Celebrating Student Press Freedom


Student Press Freedom Day gives student journalists an opportunity to learn about student censorship and the importance of student press freedom for student-led news in the U.S.. Created in 2018 by the Student Press Law Center (SPLC), Student Press Freedom Day commemorates the anniversary of the 1988 Supreme Court decision in the Hazelwood School District v. Kuhlmeier case. This ruling established that public school administrators would have some rights to censor student publications because students did not have the complete protection of freedom of speech. The SPLC works to protect student publications and journalists from the consequences of this ruling by defending their rights to free speech and protecting them from unnecessary censorship. Student Press Freedom Day was created to raise awareness for that mission.

This year Student Press Freedom Day was on February 26, and the theme was Journalism Against the Odds. The SPLC organized a writing effort among student journalists across the country to promote student press freedom by offering a free virtual Op-ed Boot Camp with speaker Steven A. Holmes, a veteran journalist and former Executive Director of Standards and Practices at CNN. I participated by signing up for the workshop with Holmes along with dozens of other students around the country, all hoping to learn from an experienced journalist.

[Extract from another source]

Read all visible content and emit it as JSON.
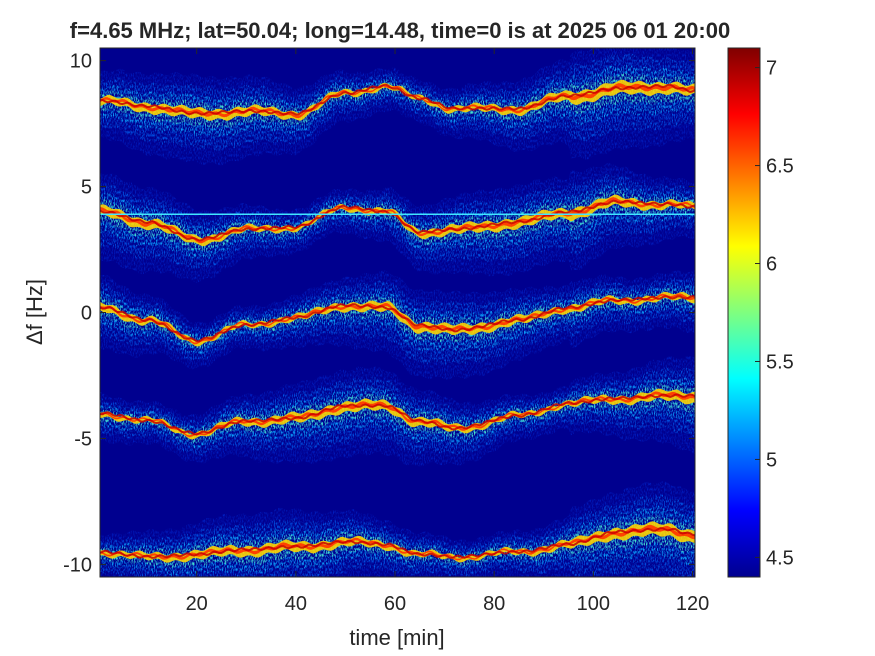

This workshop gave student journalists, like myself, the opportunity to learn some of the best methods for developing and writing an opinion article. We were able to ask questions and interact with Holmes before we were given the opportunity to work with a mentor journalist to create an op-ed about the importance of student press freedom. I signed up and a few days later was in contact with my assigned mentor, Bonnie Feldkamp, an award winning freelance journalist and news writer. Once we got in contact with each other, we discussed the perspective I wanted to take in my article: working as a student journalist in a small town which does not have faith in news.

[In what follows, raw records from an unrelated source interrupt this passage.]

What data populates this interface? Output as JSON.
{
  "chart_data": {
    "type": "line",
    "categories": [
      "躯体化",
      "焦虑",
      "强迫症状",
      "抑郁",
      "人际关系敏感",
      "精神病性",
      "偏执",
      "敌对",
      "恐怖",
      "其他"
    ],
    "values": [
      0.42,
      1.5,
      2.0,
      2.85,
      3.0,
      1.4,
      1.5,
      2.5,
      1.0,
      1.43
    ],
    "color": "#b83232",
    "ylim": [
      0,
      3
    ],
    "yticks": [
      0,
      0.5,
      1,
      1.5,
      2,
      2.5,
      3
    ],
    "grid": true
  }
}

After we decided on my angle, she reached out to the nonprofit news publication, 100 Days In Appalachia, to pitch my article idea to their editor. 100 Days In Appalachia is a West Virginia University-affiliated publication, and they have an initiative called Appalachian Youth Creator Project. This initiative is devoted to giving student journalists in Appalachia a large platform to publish their opinion-based articles.

I was excited to write an article for this publication, especially about a topic as important as student press freedom. As students growing up in Appalachia can attest, its easy to feel like you don’t have a voice. Journalism is an outlet for me to express my thoughts and opinions about current events, especially when events have been so tumultuous lately. As a more liberal-leaning person politically and socially, it can be hard to find similar-minded people in a small and conservative town like Parkersburg. Arguments over politics in my family are not uncommon, especially around the topic of “fake news” and the recent election, making it hard to express my opinions in such tense environments. Writing allows me to thoughtfully evaluate current events, despite my environment, and find a community among fellow student journalists.

This opportunity with 100 Days In Appalachia allowed me to learn more about student press and how student journalists can make an impact on their community, while giving me a platform to express my opinion on censorship for student publications. It also gave me experience working with a non-student led publication for the first time, giving me insight on how coordinating and editing works with professional editors. My article went through two editors, bouncing back and forth a few times until it was ready to publish. Working and communicating with these editors taught me how to coordinate with other people’s vision for a piece and how to accept suggestions from a new perspective. This process was beneficial in learning how freelance journalists, like Feldkamp, pitch and publish articles with professional news publications, and how to build a journalism career through freelance writing. Getting my article published in 100 Days In Appalachia was rewarding as a student writer, and I am grateful I had this opportunity to express my opinion on the importance of student press freedom, which is what Student Press Freedom Day is about.